December 11, 2010

Drive

Sometimes, I feel the fear of uncertainty stinging clear
And I can't help but ask myself how much I let the fear
Take the wheel and steer
. . .
"Drive" - Incubus

First off, shout out to http://kateelizabethconner.com for encouragement and inspiration that is much needed!

It's funny how easily I let my fears drive me, instead of being content and resting in the peace of Christ.

After all, this is supposed to be the season for peace, is it not?

Instead, I let my distractions and busy schedule steal me away from meditating on the character of God and His promises in the Gospel. Upon waking this morning, I hit the ground running - errands, laundry, baking up to my eyeballs (I never want to see another m&m or Christmas sprinkle again), and cooking food to last me through the week . . . paired with dwelling on my fears and guilt makes for a lousy saturday afternoon.

I finally sat down from mental exhaustion and my aching back - and, as inspired by Kate's post this past wednesday, started to write out what specific stresses and fears have been plaguing me lately.

As I find it true every time I stop to face whatever is ailing me, my problems all stem from (surprise surprise) unbelief . . . unbelief that God is who He says He is, that I am secure in His grasp, that He has given me every reason not to fear, that His Gospel is true.

It should come to no surprise that the first thing Satan said to Eve in the garden was conducive to this very unbelief - "Did God really say, 'You must not eat . . ." [Genesis 3:1]

I hear echoes of that conversation in my own life . . .

-Did God really say that He would provide for you?
-Did God really say not to fear, that He is with you and goes before you?
-Did God really say that you have been forgiven and reconciled?
-Did God really say that He works all things together for the good?
-Did God really say that He loves you?
-Did God really say that He is completely sovereign?

How can I battle this unbelief? It's simpler than I sometimes realize . . . by taking a moment to pause in His presence and lay my fears and failures at His feet. To take time to dwell in His word and trust that He is who He says He is. To rest in the Gospel and allow the peace of God to permeate my soul.

Lately, I've been freaking out about circumstances and the uncertainty of the future . . . and that I've sealed my fate because of my shortcomings.

But God reminds me . . . if He gave me what I needed most when I was dead in my sin - Himself, how can I fear that He would withhold anything from me? How can I doubt His character, His goodness, His sovereignty, His love?
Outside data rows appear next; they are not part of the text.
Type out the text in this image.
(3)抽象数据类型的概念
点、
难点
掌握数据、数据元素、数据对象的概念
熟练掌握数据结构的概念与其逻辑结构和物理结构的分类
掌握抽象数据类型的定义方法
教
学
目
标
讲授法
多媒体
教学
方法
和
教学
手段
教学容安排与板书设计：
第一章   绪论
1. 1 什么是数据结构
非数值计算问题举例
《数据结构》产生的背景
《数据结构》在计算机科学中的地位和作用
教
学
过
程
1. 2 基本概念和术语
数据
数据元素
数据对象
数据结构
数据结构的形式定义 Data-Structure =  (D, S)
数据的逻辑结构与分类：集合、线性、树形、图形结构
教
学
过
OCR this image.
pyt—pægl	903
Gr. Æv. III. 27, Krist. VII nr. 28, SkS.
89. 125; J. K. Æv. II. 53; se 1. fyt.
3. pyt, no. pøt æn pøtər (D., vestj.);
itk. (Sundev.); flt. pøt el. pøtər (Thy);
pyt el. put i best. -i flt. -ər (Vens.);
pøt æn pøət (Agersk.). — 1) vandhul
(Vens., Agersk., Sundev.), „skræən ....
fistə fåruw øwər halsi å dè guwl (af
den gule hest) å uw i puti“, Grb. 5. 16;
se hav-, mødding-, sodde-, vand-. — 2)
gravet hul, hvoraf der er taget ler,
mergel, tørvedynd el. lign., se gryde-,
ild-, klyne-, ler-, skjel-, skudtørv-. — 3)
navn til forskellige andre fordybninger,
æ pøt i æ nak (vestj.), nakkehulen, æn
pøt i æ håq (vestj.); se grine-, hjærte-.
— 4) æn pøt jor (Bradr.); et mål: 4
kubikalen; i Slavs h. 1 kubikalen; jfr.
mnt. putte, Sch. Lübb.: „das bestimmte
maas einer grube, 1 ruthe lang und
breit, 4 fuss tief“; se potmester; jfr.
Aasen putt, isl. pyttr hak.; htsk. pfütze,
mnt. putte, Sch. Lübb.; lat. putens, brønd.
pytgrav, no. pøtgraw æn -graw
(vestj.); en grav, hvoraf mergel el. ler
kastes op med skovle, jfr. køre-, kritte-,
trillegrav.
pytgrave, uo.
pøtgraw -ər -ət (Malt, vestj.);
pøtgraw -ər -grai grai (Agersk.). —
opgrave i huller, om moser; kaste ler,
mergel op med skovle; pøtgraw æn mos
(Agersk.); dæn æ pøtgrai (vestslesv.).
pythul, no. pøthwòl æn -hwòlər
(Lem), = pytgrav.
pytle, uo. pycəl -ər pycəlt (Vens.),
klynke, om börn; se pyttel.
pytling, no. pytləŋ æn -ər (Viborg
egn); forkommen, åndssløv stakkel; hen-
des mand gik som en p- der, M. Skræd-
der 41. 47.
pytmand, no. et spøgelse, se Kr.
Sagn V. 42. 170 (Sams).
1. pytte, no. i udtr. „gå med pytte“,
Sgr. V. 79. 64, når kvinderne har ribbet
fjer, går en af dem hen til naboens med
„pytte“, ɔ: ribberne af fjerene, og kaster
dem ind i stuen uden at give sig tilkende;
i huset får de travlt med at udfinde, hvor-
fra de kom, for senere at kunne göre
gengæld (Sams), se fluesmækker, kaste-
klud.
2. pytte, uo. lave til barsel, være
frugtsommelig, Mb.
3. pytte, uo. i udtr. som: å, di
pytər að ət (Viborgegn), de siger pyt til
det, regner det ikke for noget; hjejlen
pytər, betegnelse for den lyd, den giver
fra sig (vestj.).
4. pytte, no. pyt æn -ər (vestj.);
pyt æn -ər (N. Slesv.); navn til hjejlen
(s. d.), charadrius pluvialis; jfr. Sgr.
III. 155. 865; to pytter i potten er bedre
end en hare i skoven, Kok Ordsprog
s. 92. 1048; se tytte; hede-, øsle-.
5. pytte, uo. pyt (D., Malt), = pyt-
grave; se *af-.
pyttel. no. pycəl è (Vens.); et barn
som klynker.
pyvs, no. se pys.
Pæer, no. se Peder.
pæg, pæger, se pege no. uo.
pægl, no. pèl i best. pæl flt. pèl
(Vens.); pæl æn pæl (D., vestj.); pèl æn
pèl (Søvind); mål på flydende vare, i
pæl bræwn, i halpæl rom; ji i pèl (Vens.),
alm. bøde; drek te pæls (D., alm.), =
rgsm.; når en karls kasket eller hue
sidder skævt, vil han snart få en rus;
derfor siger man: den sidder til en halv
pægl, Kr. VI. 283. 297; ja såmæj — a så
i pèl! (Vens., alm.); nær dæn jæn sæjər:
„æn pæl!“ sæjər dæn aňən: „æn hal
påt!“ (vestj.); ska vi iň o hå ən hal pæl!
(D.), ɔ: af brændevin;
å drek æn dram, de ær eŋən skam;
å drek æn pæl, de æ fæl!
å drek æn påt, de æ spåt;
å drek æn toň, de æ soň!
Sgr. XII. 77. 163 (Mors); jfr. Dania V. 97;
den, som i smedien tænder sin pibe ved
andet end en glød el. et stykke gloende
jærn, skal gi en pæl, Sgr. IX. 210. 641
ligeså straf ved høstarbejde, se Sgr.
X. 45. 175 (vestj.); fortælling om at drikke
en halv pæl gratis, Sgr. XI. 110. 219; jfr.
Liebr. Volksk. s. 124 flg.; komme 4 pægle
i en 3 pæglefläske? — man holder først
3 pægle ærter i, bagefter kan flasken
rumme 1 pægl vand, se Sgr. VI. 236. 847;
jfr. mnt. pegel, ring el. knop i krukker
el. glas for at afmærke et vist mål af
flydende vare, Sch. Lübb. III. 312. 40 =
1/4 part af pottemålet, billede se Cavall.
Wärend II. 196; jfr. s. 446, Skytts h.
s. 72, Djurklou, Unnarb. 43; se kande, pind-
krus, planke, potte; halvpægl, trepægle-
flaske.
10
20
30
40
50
He who did not spare his own Son, but gave him up for us all—how will he not also, along with him, graciously give us all things?
-Romans 8:32

But seek first his kingdom and his righteousness, and all these things will be given to you as well. Therefore do not worry about tomorrow, for tomorrow will worry about itself. Each day has enough trouble of its own.
-Matthew 6:33-34

“Which of you, if your son asks for bread, will give him a stone? Or if he asks for a fish, will give him a snake? If you, then, though you are evil, know how to give good gifts to your children, how much more will your Father in heaven give good gifts to those who ask him!
-Matthew 7:7-11


But above all, resting in the Gospel . . . in the peace that comes from being brought into relationship with God - and realizing that He has already given me what I need the most.